The Supreme Judicial Court rejected plaintiffs’ constitutional arguments that: (1) the Maine Wind Energy Act denied plaintiffs equal protection by denying protection for lakes listed among “Maine’s Finest Lakes”; (2) the Wind Energy Act violated the separation of powers clause of the Maine Constitution; and (3) DEP and BEP denied plaintiffs’ due process rights because of demonstrated bias. The court  also rejected  plaintiffs’ argument that Webb Lake, despite its natural beauty, was deserving of protective “scenic resource” status. The Court determined that legislative action, not administrative orders, determines what lakes in Maine are protected as “scenic resources.”

In addition, the court flatly rejected plaintiffs’ argument that the Wind Energy Act’s criteria for assessing visual impact are overly vague and therefore violative of the Separation of Powers Clause. The criteria in dispute were the six factors that the Board considers when making its determination regarding a wind energy project’s impact on scenic resources.

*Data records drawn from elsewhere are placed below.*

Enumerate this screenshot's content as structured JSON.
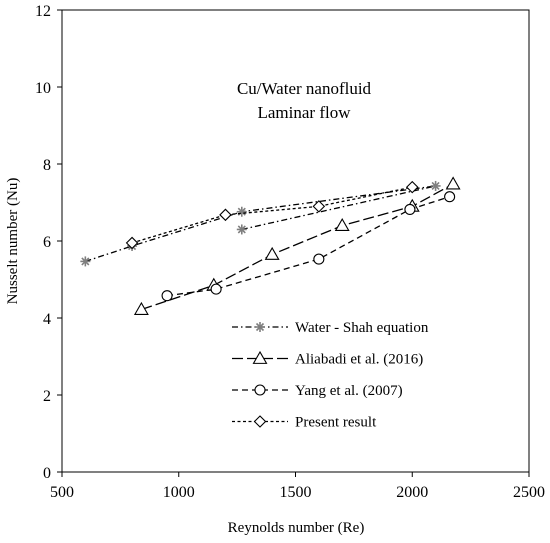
{
  "chart_data": {
    "type": "line",
    "xlabel": "Reynolds number (Re)",
    "ylabel": "Nusselt number (Nu)",
    "xlim": [
      500,
      2500
    ],
    "ylim": [
      0,
      12
    ],
    "xticks": [
      "500",
      "1000",
      "1500",
      "2000",
      "2500"
    ],
    "yticks": [
      "0",
      "2",
      "4",
      "6",
      "8",
      "10",
      "12"
    ],
    "grid": false,
    "legend_position": "bottom-right",
    "annotations": [
      "Cu/Water nanofluid",
      "Laminar flow"
    ],
    "series": [
      {
        "name": "Water - Shah equation",
        "marker": "asterisk",
        "dash": "dash-dot",
        "color": "#000000",
        "marker_color": "#7f7f7f",
        "x": [
          600,
          800,
          1270,
          2100,
          1270,
          2100
        ],
        "y": [
          5.47,
          5.87,
          6.76,
          7.43,
          6.3,
          7.43
        ],
        "note_points": "two branches sharing the rightmost point"
      },
      {
        "name": "Aliabadi et al. (2016)",
        "marker": "triangle",
        "dash": "long-dash",
        "color": "#000000",
        "x": [
          840,
          1150,
          1400,
          1700,
          2000,
          2175
        ],
        "y": [
          4.22,
          4.85,
          5.65,
          6.4,
          6.9,
          7.48
        ]
      },
      {
        "name": "Yang et al. (2007)",
        "marker": "circle",
        "dash": "dash",
        "color": "#000000",
        "x": [
          950,
          1160,
          1600,
          1990,
          2160
        ],
        "y": [
          4.58,
          4.75,
          5.53,
          6.82,
          7.15
        ]
      },
      {
        "name": "Present result",
        "marker": "diamond",
        "dash": "short-dash",
        "color": "#000000",
        "x": [
          800,
          1200,
          1600,
          2000
        ],
        "y": [
          5.95,
          6.68,
          6.9,
          7.4
        ]
      }
    ]
  }
}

The court held that a statute is not constitutional merely due to difficult application. For example, in an earlier case, the court grappled with the difficulty of defining an “annoying” dog bark. As difficult as it is to judicially determine when and under what circumstances a bark becomes an annoyance, this criterion was upheld as constitutional.

Maine’s Legislature enacted the Wind Energy Act as a means to promote wind as a renewable energy source and streamline the permitting process for wind energy. Despite the opposition of the NIMBY groups like Friends of Maine’s Mountains, the Supreme Judicial Court had previously held that the “state interest in facilitating the rapid development alternative, renewable energy resources” is a legitimate interest that rationally relates to provisions in the Wind Energy Act.

There is a constructive role for environmental activists to play in the wind power siting discussions, but single-minded opposition to the expanded use of wind power as an energy source is misplaced. These so-called “environmentalists” would better serve their stakeholders by engaging in constructive discussion rather than running to the courthouse.